Pies in Brighton

Culinary discovery of the weekend was Pokeno Pies in Gardner Street, Brighton. Lovely modern, airy shop with excellent beef and mustard pies (also haddock and fennel, which Jane had, and chicken and leek for my mother in law).

Quick, friendly service with a huge chunk of mash and mushy peas. Lovely.

British and European attitudes

From the BBC.

Compare:

EU countries have come under pressure to control fuel costs amid a clamour for action from hauliers, farmers and motoring groups.

The French government announced a package of measures on Tuesday designed to ease the situation for farmers.
They will be offered tax breaks and refunds on fuel worth about 30m euros ($36.6m; €20.2m).

“The rise in fuel prices penalises farms, which cannot always pass the cost on,” Prime Minister Dominique de Villepin told a meeting of farmers in Rennes.
“We must help them.”
Similar financial assistance was announced for hauliers on Monday.
Farmers unions have said that they would study any government proposals before deciding whether to step up direct action.

With:

The British government has ruled out any direct action over fuel costs.

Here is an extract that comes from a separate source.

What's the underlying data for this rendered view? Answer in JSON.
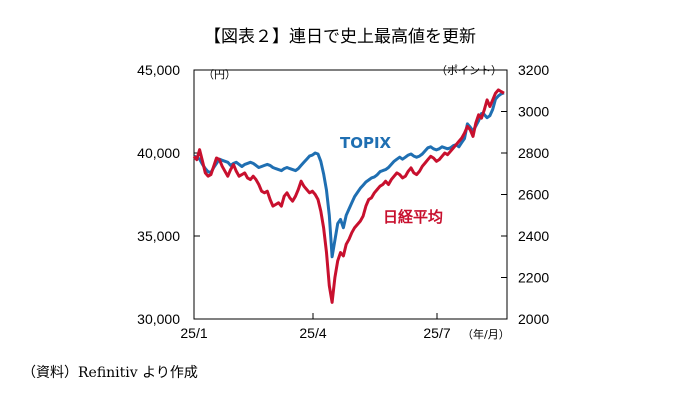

Chancellor Gordon Brown ruled out cuts to fuel duties, instead urging Opec members to boost production and invest in new refineries.

I’m with the British on this one.

Ashes news

A good day for England in the cricket, and the Ashes inch even closer. BBC sport has the details, in a story that includes the first non-US use of ‘storied’ (meaning lots of tales rather than lots of floors) I can remember seeing.

Disastrous

The Washington Post reports that five out of eight leaders of FEMA (the emergency management agency that had such a triumph in New Orleans) had “virtually no experience” in disaster management when they were appointed.

This is – like so much about this Administration – astonishing but not surprising. The political appointment is so widespread in America, and so ill-managed in this administration, that there’s a wearying inevitability about the FEMA acting leader (the now-disgraced Michael Brown) and two of his senior officers having had ties to the Bush election campaign.

The alternative system, of life-term senior officials appointed through a career structure, has been around in the UK since the Northcote-Trevelyan report of 1854. It’s not perfect – it’s conservative, slow-moving and generally resistant to reform – but it does produce experts and permit expertise to flourish. It can, on its day, even produce a radical and innovative appointment.

The quick-change act at the top of most American governmental organisations must surely lead to demotivation and confusion in the lower reaches of the organisation. The British civil service may be frustrating, but if I were picking someone to lead on civil contingencies, I’d rather have Sir Humphrey Appleby than some random Muppet.